A rovinare la festa è venuto però l’autorevole astronomo olandese Cornelis de Jager, che ha scoperto come «il quadrato del diametro della pedaliera della sua bicicletta, moltiplicato per la radice quadrata del prodotto dei diametri del campanello e del fanalino, era uguale a 1816, ossia appunto al rapporto tra la massa di un protone e quella di un elettrone» (che è grossomodo una delle costanti sopra citate). L’astronomo non ha messo al numero nessuna virgola, e questo può suscitare qualche perplessità. Assicurano tutti, c’è da dire, che egli è persona degna di fede, anche se talvolta un po’ burlador. Ha diretto l’osservatorio astronomico di Utrecht e il suo nome è stato assegnato a un grosso asteroide che circola da qualche parte.

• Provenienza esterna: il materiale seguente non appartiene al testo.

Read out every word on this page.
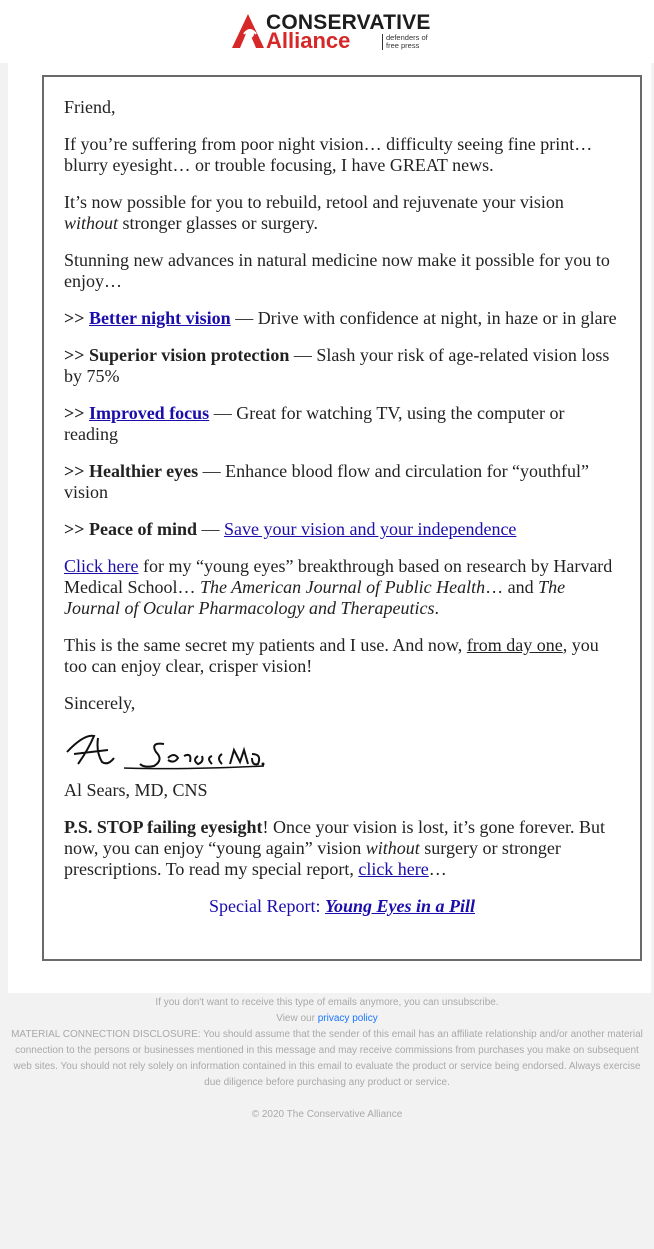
CONSERVATIVE
Alliance	defenders of free press

Friend,

If you’re suffering from poor night vision… difficulty seeing fine print… blurry eyesight… or trouble focusing, I have GREAT news.

It’s now possible for you to rebuild, retool and rejuvenate your vision without stronger glasses or surgery.

Stunning new advances in natural medicine now make it possible for you to enjoy…

>> Better night vision — Drive with confidence at night, in haze or in glare

>> Superior vision protection — Slash your risk of age-related vision loss by 75%

>> Improved focus — Great for watching TV, using the computer or reading

>> Healthier eyes — Enhance blood flow and circulation for “youthful” vision

>> Peace of mind — Save your vision and your independence

Click here for my “young eyes” breakthrough based on research by Harvard Medical School… The American Journal of Public Health… and The Journal of Ocular Pharmacology and Therapeutics.

This is the same secret my patients and I use. And now, from day one, you too can enjoy clear, crisper vision!

Sincerely,

Al Sears, MD, CNS

P.S. STOP failing eyesight! Once your vision is lost, it’s gone forever. But now, you can enjoy “young again” vision without surgery or stronger prescriptions. To read my special report, click here…

Special Report: Young Eyes in a Pill

If you don't want to receive this type of emails anymore, you can unsubscribe.
View our privacy policy
MATERIAL CONNECTION DISCLOSURE: You should assume that the sender of this email has an affiliate relationship and/or another material connection to the persons or businesses mentioned in this message and may receive commissions from purchases you make on subsequent web sites. You should not rely solely on information contained in this email to evaluate the product or service being endorsed. Always exercise due diligence before purchasing any product or service.
© 2020 The Conservative Alliance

Tutto sembra congiurare per far coincidere, lo si voglia o no, i numeri delle famose costanti con tutto ciò che si usa chiamare Natura. La quale, pertanto, avrebbe per base non numeri interi, ma virgolati, approssimazioni sempre più esatte all’esattezza, cercando il sempre più piccolo ma andando, in sostanza a microspanne, grossomodo, verso qualcosa che appare a molte delle persone, beote incompetenti e confusionarie come chi scrive, vieppiù allungarsi, nel suo piccolo, verso un sempre più grande.
Dopo tutte queste digressioni, di cui stavolta non vale la pena di scusarsi con quei pochi che fossero arrivarti sin qui, è tempo di tornare al dunque. Che potrebbe essere così sintetizzabile (se non si è saltato qualche passaggio o luogo topico, cosa che purtroppo accade spesso a chi sta qui dissertando): le cose grandi tendono al piccolo, e le piccole al grande.
Per raggiungere il Bello (pare anzi che sia Bellissimo), della Massima Precisione. O pressappoco.